Weverton Julião - Olhar Jurídico “Precisamos debater o Brasil real e deixar o país do faz de conta”, diz advogado Weverton Julião em artigo

“Precisamos debater o Brasil real e deixar o país do faz de conta”, diz advogado Weverton Julião em artigo


Vivemos num período em que se evidencia o racismo estrutural existente em diversos países, causado pela morte de George Floyd, um afro-americano que morreu em 25 de maio de 2020, depois que Derek Chauvin, um policial branco, o sufocou pressionando o joelho em seu pescoço, após a vítima supostamente fazer um pagamento com uma nota falsificada de 20 dólares, causando diversos protestos que já duram vários dias naquele pais.

O Brasil apresenta sua própria tragédia, que traz o debate racial para o solo brasileiro.

A morte do menino Miguel Otávio Santana da Silva (05 anos) na última terça-feira (02), que caiu do 9ª andar (35 metros de altura) de um prédio de alto luxo em Recife, mostra que temos um verdadeiro apartheid social no Brasil, um muro imaginário que separa nosso povo, brancos de negros, ricos de pobres, políticos do povo.

O cenário da tragédia é devastador. Enquanto a mãe de Miguel, Sra. Mirtes Renata, empregada doméstica, andava com os cachorros da madame, Sra. Sari Corte Real, o filho ficou no prédio e chorou pela ausência da mãe. A patroa, que fazia as unhas em seu apartamento, talvez não suportando o choro da criança, o acompanha até o elevador, aperta o botão e deixa a criança à própria sorte.

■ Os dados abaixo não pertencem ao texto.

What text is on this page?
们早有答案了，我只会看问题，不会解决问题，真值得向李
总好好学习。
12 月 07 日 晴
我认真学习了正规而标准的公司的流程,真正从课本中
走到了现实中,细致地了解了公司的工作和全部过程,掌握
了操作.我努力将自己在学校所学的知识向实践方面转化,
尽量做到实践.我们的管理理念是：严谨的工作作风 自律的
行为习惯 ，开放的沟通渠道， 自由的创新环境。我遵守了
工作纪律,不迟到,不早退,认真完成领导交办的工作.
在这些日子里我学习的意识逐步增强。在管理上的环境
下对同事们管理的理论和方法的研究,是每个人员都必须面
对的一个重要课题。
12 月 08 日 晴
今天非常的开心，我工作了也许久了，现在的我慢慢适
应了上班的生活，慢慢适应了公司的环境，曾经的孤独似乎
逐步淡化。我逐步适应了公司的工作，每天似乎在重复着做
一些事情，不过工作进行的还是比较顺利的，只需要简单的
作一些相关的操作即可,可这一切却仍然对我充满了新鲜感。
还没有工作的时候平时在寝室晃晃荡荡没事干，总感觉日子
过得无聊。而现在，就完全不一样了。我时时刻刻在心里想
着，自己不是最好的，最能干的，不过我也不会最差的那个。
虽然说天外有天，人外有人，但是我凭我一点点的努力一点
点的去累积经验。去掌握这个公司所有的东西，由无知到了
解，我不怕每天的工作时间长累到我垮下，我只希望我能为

O menino desce no 9º andar sozinho, sobe numa grade de proteção, se desequilibra e cai.

Para escancarar ainda mais o flagelo brasileiro, o Jornal do Comércio divulgou que a mãe do menino, Sra. Mirtes, consta como funcionária da prefeitura de Tamandaré/PE, cidade comandada por Sérgio Hacker, patrão de Mirtes, que supostamente utiliza da Prefeitura para pagar os salários de sua empregada doméstica.

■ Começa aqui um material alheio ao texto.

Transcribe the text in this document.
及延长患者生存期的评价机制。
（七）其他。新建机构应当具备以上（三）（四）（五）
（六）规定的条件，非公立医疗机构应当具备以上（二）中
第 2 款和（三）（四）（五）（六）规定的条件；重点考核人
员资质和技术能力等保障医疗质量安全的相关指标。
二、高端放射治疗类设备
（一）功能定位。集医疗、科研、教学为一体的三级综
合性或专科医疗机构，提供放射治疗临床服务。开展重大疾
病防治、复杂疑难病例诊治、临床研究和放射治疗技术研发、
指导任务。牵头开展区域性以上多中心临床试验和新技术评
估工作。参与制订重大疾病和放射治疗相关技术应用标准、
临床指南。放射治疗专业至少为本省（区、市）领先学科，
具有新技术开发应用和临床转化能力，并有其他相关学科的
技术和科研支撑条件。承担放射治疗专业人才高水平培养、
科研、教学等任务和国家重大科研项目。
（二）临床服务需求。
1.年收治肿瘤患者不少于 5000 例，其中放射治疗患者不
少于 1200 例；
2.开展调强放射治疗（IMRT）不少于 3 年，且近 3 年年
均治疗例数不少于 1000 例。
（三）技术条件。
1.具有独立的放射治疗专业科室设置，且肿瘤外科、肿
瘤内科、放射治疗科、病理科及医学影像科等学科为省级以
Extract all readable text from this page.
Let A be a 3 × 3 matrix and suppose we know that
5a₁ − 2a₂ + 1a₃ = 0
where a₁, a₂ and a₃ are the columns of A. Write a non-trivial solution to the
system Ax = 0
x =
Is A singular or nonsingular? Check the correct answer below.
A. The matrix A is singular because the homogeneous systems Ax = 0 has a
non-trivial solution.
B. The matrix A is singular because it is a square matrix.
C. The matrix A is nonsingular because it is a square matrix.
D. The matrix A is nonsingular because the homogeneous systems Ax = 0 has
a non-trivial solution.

A patroa chegou a ser presa em flagrante, mas pagou R$ 20 mil de fiança e responderá em liberdade. Ela foi autuada por homicídio culposo, quando não há intenção de matar.

Cabe a polícia investigar os fatos e concluir se foi homicídio culposo ou se ela agiu com dolo eventual, assumindo o risco de acontecer algo grave com o menino quando o deixou sozinho e apertou o botão para o elevador subir ao último andar. Após isso, caberá a Justiça decidir.

O drama mostra bem a tragédia brasileira. Um casal branco, de classe alta, morando num edifício que foi alvo de disputa judicial por estar encravado em local tombado pelo patrimônio histórico. O patrão é prefeito de Tamandaré/PE, membro de uma família que se sucede no poder municipal há décadas. Enquanto isso, mãe e filho são negros, pobres, moram em comunidade, ela é doméstica e ele apenas queria viver como uma criança.

Precisamos debater o Brasil real e deixar o país do “faz de conta”. Nosso país tem um DNA escravista. Durante mais de 300 anos, o trabalho escravo permaneceu como base da sociedade brasileira. Essa é uma triste realidade que 132 anos desde a “abolição” não foram capazes de superar.

Negros representam 67% das prisões e 75% entre os mais pobres. Entretanto, no estrato dos 10% com maior rendimento per capita, os brancos representavam 70,6%, enquanto os negros são 27,7%. Entre os 10% de menor rendimento, isso se inverte: 75,2% são negros, e 23,7%, brancos. Em 2019, os cargos gerenciais eram 68,6% ocupados por brancos, contra 29,9% dos negros.

Esses são apenas alguns dados que mostram a real diferença existente no Brasil.

Precisamos nos conscientizar dessas diferenças, entendendo que temos sim uma dívida histórica, lutando pela igualdade real, de oportunidades, de trabalho e de estudos. Só a persistência de nosso povo poderá apagar a mancha histórica da escravização e transformar o Brasil num país menos desigual.